PRETORIA – La popularité des partenariats public-privé (PPP) pour soutenir le développement des infrastructures dans les pays émergents augmente dans le monde entier. Le G-20 encourage les PPP pour stimuler la croissance mondiale et créer des emplois. Les BRICS (Brésil, Russie, Inde, Chine et Afrique du Sud) les considèrent comme un moyen de construire des infrastructures essentielles rapidement et à moindre coût. L'Organisation des Nations Unies espère que les PPP d'infrastructures fourniront les moyens de réaliser son programme de développement mondial pour l'après-2015. Le nouvel engouement pour les PPP pourrait redéfinir non seulement l'économie du développement, mais aussi l'ensemble des relations entre pays riches et pays pauvres – mais pas nécessairement pour le meilleur.
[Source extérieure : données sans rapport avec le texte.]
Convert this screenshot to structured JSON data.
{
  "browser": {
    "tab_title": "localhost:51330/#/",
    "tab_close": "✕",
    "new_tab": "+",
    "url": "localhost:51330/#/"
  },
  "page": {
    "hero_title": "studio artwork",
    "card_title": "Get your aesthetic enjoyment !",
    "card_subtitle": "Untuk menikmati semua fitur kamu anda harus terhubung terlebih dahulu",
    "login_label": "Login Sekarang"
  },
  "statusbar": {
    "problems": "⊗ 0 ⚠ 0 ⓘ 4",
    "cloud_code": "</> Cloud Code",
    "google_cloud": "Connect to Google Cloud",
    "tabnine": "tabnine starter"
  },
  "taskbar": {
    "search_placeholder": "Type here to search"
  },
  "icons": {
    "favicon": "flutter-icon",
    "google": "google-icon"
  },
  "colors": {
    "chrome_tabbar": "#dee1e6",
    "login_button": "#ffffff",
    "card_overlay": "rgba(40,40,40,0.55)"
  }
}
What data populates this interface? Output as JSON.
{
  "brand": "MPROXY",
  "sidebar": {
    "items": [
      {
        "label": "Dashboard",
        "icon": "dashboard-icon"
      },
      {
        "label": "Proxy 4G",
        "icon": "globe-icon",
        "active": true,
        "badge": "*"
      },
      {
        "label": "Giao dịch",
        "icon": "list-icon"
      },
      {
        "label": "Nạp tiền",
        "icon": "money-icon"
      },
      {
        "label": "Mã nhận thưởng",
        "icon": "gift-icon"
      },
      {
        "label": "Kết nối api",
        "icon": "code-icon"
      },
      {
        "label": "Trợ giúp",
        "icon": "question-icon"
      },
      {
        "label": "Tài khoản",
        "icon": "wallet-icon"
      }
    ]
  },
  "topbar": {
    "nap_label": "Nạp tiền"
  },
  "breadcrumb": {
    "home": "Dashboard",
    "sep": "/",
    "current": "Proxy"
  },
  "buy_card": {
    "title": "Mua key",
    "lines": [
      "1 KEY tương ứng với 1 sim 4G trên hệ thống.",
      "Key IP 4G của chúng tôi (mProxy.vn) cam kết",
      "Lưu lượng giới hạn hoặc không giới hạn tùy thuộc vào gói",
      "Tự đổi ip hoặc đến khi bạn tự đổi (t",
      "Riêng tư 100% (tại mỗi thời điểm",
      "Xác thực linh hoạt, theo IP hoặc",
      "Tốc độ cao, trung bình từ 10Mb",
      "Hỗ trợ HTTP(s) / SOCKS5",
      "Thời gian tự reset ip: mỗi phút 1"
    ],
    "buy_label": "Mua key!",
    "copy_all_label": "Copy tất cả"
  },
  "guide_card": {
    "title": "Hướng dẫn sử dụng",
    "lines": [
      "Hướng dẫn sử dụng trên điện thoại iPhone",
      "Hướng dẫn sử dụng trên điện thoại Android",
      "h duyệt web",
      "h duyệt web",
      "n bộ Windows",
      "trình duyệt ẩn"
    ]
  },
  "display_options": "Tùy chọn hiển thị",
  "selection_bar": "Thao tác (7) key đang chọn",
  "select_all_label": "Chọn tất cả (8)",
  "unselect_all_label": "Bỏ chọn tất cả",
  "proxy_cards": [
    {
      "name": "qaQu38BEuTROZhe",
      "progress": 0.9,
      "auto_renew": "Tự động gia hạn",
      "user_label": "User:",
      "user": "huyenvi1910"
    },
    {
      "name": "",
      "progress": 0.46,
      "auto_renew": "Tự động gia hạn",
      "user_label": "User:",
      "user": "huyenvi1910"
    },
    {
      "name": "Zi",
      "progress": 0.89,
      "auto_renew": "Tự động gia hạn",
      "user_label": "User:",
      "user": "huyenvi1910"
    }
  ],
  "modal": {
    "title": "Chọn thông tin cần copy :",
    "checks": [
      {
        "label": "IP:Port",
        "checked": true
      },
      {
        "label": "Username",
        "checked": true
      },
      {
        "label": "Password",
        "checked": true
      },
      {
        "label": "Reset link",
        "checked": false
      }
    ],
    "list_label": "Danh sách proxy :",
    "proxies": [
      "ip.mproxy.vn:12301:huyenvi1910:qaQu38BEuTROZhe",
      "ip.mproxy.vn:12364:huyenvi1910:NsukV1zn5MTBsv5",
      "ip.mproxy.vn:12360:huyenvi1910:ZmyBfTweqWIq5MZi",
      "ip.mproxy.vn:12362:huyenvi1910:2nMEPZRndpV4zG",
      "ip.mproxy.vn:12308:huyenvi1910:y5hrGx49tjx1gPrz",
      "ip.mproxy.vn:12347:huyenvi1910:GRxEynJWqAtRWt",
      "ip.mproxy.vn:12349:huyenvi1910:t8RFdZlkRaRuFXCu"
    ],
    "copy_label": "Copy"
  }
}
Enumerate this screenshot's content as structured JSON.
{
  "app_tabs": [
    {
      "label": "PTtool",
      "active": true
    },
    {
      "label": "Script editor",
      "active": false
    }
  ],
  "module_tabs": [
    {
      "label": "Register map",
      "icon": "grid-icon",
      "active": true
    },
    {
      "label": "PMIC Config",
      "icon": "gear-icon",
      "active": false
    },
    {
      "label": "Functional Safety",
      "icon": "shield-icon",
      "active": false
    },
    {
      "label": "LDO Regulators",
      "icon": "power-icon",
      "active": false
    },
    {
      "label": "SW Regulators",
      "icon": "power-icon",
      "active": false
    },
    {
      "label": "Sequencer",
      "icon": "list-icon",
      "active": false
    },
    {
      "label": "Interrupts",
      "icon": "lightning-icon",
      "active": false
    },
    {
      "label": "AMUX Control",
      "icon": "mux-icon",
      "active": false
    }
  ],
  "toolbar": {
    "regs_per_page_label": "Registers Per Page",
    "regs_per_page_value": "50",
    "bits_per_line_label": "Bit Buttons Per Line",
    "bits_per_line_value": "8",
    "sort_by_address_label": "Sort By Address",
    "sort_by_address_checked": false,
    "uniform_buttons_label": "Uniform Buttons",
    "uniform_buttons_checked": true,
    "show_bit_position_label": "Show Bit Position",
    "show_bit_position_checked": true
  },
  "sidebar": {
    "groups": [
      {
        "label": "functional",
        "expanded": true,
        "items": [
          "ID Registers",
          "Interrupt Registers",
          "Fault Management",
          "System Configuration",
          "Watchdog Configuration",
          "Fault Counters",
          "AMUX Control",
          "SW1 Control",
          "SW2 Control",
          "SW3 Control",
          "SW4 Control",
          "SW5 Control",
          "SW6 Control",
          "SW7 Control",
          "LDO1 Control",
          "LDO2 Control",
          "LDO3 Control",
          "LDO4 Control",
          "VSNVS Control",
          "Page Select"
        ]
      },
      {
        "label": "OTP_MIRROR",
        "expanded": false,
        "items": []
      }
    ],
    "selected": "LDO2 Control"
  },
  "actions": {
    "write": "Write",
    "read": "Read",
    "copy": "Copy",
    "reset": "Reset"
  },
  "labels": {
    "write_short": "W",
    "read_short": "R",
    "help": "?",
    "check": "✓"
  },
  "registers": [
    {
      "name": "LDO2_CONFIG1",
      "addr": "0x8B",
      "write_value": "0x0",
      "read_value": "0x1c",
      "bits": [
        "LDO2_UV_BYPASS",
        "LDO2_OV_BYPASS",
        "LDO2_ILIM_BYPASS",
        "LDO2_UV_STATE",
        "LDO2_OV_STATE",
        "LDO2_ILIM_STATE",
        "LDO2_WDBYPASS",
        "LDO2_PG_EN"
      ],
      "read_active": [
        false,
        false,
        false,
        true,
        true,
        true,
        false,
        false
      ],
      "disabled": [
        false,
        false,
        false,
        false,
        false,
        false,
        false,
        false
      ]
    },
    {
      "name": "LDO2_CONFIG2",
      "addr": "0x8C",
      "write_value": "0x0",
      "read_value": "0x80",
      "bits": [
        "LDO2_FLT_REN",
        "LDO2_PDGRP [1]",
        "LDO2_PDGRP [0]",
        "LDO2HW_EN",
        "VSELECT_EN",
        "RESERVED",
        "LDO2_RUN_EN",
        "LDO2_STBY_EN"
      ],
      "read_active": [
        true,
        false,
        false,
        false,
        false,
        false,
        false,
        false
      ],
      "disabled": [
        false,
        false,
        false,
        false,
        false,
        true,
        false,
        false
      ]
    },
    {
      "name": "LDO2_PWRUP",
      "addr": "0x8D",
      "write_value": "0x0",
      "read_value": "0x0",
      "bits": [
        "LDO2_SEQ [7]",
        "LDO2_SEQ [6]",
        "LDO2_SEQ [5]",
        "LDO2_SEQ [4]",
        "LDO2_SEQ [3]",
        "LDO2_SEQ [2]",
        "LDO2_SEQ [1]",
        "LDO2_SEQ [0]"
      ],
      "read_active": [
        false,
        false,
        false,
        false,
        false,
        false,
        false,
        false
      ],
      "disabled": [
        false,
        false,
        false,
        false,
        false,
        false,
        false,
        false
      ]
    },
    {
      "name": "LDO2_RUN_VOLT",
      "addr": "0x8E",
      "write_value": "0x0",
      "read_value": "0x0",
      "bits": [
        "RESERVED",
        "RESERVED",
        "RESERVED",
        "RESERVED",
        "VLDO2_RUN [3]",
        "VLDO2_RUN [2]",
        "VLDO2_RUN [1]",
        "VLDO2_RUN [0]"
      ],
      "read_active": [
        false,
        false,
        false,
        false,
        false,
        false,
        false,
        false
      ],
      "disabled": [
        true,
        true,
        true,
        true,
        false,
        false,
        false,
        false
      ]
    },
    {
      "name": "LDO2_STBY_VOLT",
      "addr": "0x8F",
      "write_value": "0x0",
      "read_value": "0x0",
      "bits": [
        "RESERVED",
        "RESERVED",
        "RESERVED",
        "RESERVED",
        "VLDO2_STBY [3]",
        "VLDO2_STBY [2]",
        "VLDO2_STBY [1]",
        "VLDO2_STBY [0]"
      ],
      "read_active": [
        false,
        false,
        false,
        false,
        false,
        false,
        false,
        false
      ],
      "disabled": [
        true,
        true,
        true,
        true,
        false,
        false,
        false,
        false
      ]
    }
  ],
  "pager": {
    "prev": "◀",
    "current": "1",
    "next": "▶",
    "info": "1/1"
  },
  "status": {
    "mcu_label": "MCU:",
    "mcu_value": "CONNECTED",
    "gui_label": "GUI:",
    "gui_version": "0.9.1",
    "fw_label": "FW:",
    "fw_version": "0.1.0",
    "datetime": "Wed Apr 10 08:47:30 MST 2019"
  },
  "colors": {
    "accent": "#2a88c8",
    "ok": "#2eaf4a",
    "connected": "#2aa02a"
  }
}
Le succès actuel des PPP tient à trois composantes essentielles : une explosion du financement des infrastructures (soutenu par les fonds de pension et d'autres grands fonds) ; la création de « pipelines » de projets lucratifs impliquant de gigantesques PPP en vue d’exploiter les matières premières des pays ; et le démantèlement des garanties sociales et environnementales. Chacune de ces composantes doit être soigneusement surveillée avec l’augmentation de l'utilisation des PPP.

La Banque mondiale cherche d’ores et déjà à doubler ses prêts d’ici à une dizaine d'années grâce à une expansion des projets d'infrastructure. Son nouveau Global Infrastructure Facility (GIF) démarchera auprès de fonds de pension et souverains du monde entier pour les convaincre à investir dans les infrastructures en tant que classe d'actifs spécifique.

Le monde émergent a également été actif. Le BRICS ont récemment annoncé des plans de création d’une Nouvelle Banque de Développement (NDB) pour les infrastructures et le développement durable. Son premier Centre régional pour l'Afrique sera basé en Afrique du Sud. La Chine va lancer une nouvelle Asian Infrastructure Investment Bank. Les deux banques visent à offrir des alternatives à la Banque mondiale dominée par les USA, d’une part, et à la Banque asiatique de développement dirigée par le Japon, d’autre part.